- ámbito
- Edición Impresa
Una familia cometió tres ataques suicidas en iglesias en Indonesia
El grupo, que había vuelto de áreas yihadistas en Siria, estaba compuesto por seis personas. Entre ellas, una mujer y sus dos hijas de 9 y 12 años.
Zona de guerra. Un mar de bicicletas retorcidas y quemadas apareció ayer a las puertas de una iglesia pentecostal en Sutabaya, Indonesia, tras uno de los atentados islamistas.

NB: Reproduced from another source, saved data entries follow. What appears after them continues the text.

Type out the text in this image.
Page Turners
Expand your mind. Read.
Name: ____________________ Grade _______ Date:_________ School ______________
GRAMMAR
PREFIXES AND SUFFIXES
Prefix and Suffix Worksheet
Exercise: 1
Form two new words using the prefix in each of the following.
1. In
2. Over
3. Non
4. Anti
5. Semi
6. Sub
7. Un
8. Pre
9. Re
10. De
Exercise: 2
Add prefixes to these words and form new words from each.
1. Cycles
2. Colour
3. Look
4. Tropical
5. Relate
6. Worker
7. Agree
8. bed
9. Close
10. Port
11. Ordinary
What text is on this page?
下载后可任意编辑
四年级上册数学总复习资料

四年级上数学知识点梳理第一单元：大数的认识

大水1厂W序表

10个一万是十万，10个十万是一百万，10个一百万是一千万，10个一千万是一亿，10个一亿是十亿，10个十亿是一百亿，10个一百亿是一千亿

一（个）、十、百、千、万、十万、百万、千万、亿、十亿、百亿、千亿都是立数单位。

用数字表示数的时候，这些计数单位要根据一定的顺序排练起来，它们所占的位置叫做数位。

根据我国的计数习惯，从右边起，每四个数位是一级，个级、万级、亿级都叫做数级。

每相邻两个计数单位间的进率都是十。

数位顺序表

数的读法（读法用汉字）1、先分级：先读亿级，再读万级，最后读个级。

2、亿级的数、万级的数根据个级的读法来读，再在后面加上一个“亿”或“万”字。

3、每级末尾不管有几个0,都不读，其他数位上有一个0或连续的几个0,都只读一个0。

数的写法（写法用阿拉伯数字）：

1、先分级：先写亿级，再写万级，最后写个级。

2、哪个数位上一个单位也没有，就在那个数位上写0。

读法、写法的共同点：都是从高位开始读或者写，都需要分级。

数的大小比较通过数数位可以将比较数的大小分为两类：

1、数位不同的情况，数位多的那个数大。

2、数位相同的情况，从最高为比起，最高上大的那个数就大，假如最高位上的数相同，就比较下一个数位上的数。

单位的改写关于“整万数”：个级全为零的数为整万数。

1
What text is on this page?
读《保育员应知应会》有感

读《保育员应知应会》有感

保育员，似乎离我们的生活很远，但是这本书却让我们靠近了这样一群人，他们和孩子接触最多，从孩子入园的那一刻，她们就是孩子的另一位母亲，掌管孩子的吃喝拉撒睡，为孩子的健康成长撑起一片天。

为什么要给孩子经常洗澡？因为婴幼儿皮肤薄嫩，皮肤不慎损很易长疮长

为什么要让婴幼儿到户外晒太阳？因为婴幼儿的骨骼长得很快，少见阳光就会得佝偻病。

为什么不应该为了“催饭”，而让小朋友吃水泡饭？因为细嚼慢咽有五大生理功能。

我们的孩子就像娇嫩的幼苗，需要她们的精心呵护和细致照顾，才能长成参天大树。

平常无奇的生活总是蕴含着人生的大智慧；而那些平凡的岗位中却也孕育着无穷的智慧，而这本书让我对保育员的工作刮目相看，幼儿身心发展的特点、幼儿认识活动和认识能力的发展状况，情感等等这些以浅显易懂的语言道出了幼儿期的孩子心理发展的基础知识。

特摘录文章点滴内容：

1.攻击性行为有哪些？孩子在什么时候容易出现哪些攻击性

El Estado Islámico se atribuyó la responsabilidad de los ataques en un mensaje de su agencia de noticias Amaq.
"Este acto es bárbaro y está más allá de los límites de la humanidad", dijo el presidente Joko Widodo durante una visita al lugar de los ataques.
El portavoz de la policía de Java Oriental dijo que habían muerto al menos 13 personas y que 40 habían sido hospitalizadas, entre ellas dos miembros de la fuerza.
Las calles cercanas a las iglesias atacadas fueron bloqueadas por puestos de control y policías fuertemente armados hacían guardia mientras oficiales de la brigada antiexplosivos y forenses recorrían el área en busca de pistas.
Los ataques ocurrieron días después de que prisioneros extremistas islámicos mataran a cinco miembros de una fuerza de élite antiterrorista durante un enfrentamiento de 36 horas en una cárcel de alta seguridad en las afueras de la capital, Yakarta.
Casi el 90% de los indonesios son musulmanes, pero en el país también viven comunidades considerables de hindúes, cristianos, budistas.
En 2002 se produjo el peor atentado en la historia del país, cuando 202 personas murieron en Bali, la isla más turística del país, incluyendo a muchos extranjeros.
El ataque llevó a la policía a lanzar una vasta ofensiva contra los terroristas y debilitó las redes más peligrosas, según los expertos. Pero el EI logró volver a movilizar a sus militantes, explicaron.